I once worked on a project where we were displaying some articles that were fetched from multiple data sources (they were initially retrieved as a list of titles, and then various details were fetched as the users interacted with them). These articles were also cached, since they represented quite a bit of data, and they almost never changed (we agreed with the backend that for important corrections, the articles would simply be removed and then given a different ID). Initially, they were stored in a strange configuration, where only one article was ever cached, so we decided to correct this and just store all articles that were fetched, for a reasonable amount of time. However, due to the complex structure of the articles, Room had a hard time composing some of the objects, even when given the correct entity relationships.
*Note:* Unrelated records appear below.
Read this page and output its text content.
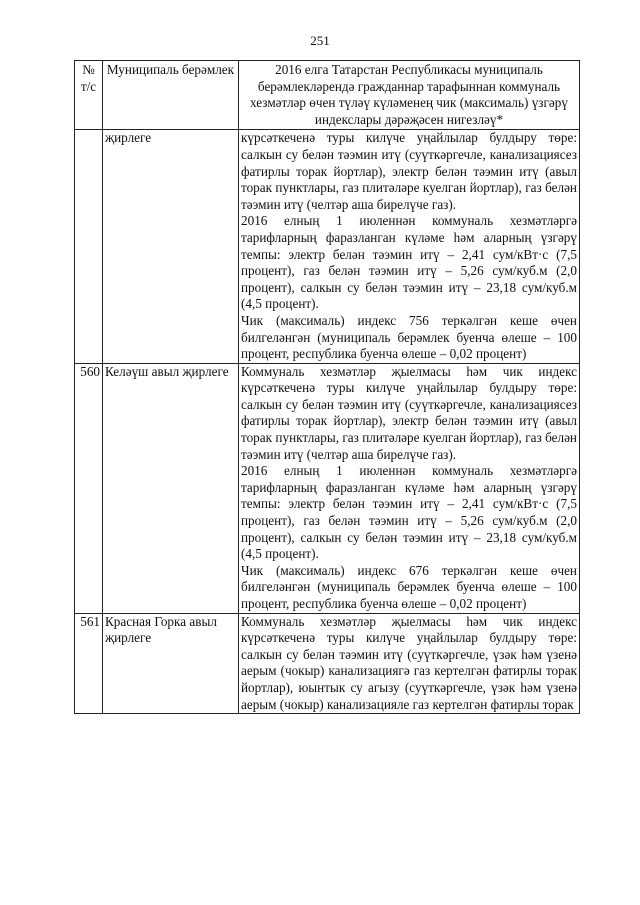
251
№ т/с	Муниципаль берәмлек	2016 елга Татарстан Республикасы муниципаль берәмлекләрендә гражданнар тарафыннан коммуналь хезмәтләр өчен түләү күләменең чик (максималь) үзгәрү индекслары дәрәҗәсен нигезләү*
	җирлеге	күрсәткеченә туры килүче уңайлылар булдыру төре: салкын су белән тәэмин итү (суүткәргечле, канализациясез фатирлы торак йортлар), электр белән тәэмин итү (авыл торак пунктлары, газ плитәләре куелган йортлар), газ белән тәэмин итү (челтәр аша бирелүче газ).

2016 елның 1 июленнән коммуналь хезмәтләргә тарифларның фаразланган күләме һәм аларның үзгәрү темпы: электр белән тәэмин итү – 2,41 сум/кВт·с (7,5 процент), газ белән тәэмин итү – 5,26 сум/куб.м (2,0 процент), салкын су белән тәэмин итү – 23,18 сум/куб.м (4,5 процент).

Чик (максималь) индекс 756 теркәлгән кеше өчен билгеләнгән (муниципаль берәмлек буенча өлеше – 100 процент, республика буенча өлеше – 0,02 процент)

560	Келәүш авыл җирлеге	Коммуналь хезмәтләр җыелмасы һәм чик индекс күрсәткеченә туры килүче уңайлылар булдыру төре: салкын су белән тәэмин итү (суүткәргечле, канализациясез фатирлы торак йортлар), электр белән тәэмин итү (авыл торак пунктлары, газ плитәләре куелган йортлар), газ белән тәэмин итү (челтәр аша бирелүче газ).

2016 елның 1 июленнән коммуналь хезмәтләргә тарифларның фаразланган күләме һәм аларның үзгәрү темпы: электр белән тәэмин итү – 2,41 сум/кВт·с (7,5 процент), газ белән тәэмин итү – 5,26 сум/куб.м (2,0 процент), салкын су белән тәэмин итү – 23,18 сум/куб.м (4,5 процент).

Чик (максималь) индекс 676 теркәлгән кеше өчен билгеләнгән (муниципаль берәмлек буенча өлеше – 100 процент, республика буенча өлеше – 0,02 процент)

561	Красная Горка авыл җирлеге	Коммуналь хезмәтләр җыелмасы һәм чик индекс күрсәткеченә туры килүче уңайлылар булдыру төре: салкын су белән тәэмин итү (суүткәргечле, үзәк һәм үзенә аерым (чокыр) канализациягә газ кертелгән фатирлы торак йортлар), юынтык су агызу (суүткәргечле, үзәк һәм үзенә аерым (чокыр) канализацияле газ кертелгән фатирлы торак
So, out of frustration and wanting to get a solution working, I just built some components which would manually get each object from its respective table, and then assemble to get the final result. This resulted in a somewhat complex data source, but this also meant that for the repository, none of this work was visible, and the code was easy to work with and maintain.

Mappers

TL;DR

Similarly to the Domain Layer Mappers, these are quite simple objects, usually extension functions, which convert one object into another, usually DTOs coming from the Data Sources to either local data objects or the ones requested by the Domain Layer.

In order to convert the objects which are provided by the data source to the simple, composed objects which the repository expects, we can either build them manually in the data sources or, in order to yet again reduce complexity and keep logic simpler, use some mapper objects (or just extension functions). This isn't necessary in all cases, but it helps a lot if things begin becoming complex.

Why map to new objects?

TL;DR

While it's not mandatory to have mappers or a repository, it's a good idea to have separation between messy external components and the ones that we control, in order to avoid a number of issues.
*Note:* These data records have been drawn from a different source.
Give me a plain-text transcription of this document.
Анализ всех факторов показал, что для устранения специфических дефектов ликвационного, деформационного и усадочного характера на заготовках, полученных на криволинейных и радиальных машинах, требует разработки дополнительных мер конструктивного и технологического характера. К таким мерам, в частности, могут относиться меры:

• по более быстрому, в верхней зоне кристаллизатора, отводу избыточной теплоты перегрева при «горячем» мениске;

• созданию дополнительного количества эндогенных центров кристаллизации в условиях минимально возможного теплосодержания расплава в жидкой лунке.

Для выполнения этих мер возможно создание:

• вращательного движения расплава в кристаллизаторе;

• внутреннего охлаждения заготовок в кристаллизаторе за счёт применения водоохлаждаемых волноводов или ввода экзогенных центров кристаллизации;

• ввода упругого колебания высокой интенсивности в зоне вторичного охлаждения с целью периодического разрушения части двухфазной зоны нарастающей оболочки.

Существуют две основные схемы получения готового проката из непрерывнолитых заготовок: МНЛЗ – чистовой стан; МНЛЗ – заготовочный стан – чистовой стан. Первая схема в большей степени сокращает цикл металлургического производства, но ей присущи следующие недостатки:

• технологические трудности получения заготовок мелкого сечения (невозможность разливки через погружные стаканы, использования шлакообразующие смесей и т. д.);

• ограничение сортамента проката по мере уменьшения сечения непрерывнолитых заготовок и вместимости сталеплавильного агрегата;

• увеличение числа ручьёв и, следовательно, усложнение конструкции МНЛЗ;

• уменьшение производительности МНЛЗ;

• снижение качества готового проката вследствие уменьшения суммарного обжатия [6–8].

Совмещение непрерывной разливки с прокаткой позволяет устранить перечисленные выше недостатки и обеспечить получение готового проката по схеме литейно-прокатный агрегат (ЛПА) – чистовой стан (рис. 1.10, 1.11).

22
In most cases, you won't need intermediary objects, since you'll just map the data source objects pretty directly to the data objects which the domain is demanding, and that mapping is pretty much direct, maybe with some extra parsing or conversions. In that case, you'll probably also notice that your repository implementation isn't even doing anything more than the data source is! For these cases, you'd be right to just skip a couple of components to cut down on code and time spent on them. But, as I mentioned in the initial Rules, you should only ever do this if you know what you're removing, and exactly what it would take to add it back.

So why bother, if we're not doing anything special in our repository? Each of these components exist for a reason. Sure, a repository can easily be added, but it will take time, and when you're in a hurry, this can lead to mistakes. Furthermore, these simplifications can uncover issues when the objects become more complex. And worst still, they leave questions without answers, which can mean that your architecture standards become decided by someone's quick and dirty bug fix, rather than careful consideration when you have the time for it.

Practical example

I once worked on a project where we decided, in order to keep things simple, we decided to merge the mappers and the DTOs (which were essentially the objects sent by our backend). This worked well initially, when our mapping between DTOs and resulting objects was one to one, and very straightforward, but things devolved quite quickly as complexity grew. Some people were moving the mapping (or parts of it) to the data source. Others, to the repository. Common tasks, such as converting dates, became duplicated, and often had different implementations as people didn't find the time to talk to each other and share knowledge, or to look at other people's code, and of course this practice became worse over time as people starting copy paste each of the different implementations.

This all got a lot better when we decided to build dedicated mappers for each data source, at which point the mapping code had a very clear place, and whatever converters we needed would just be injected to it, also making them easy to find.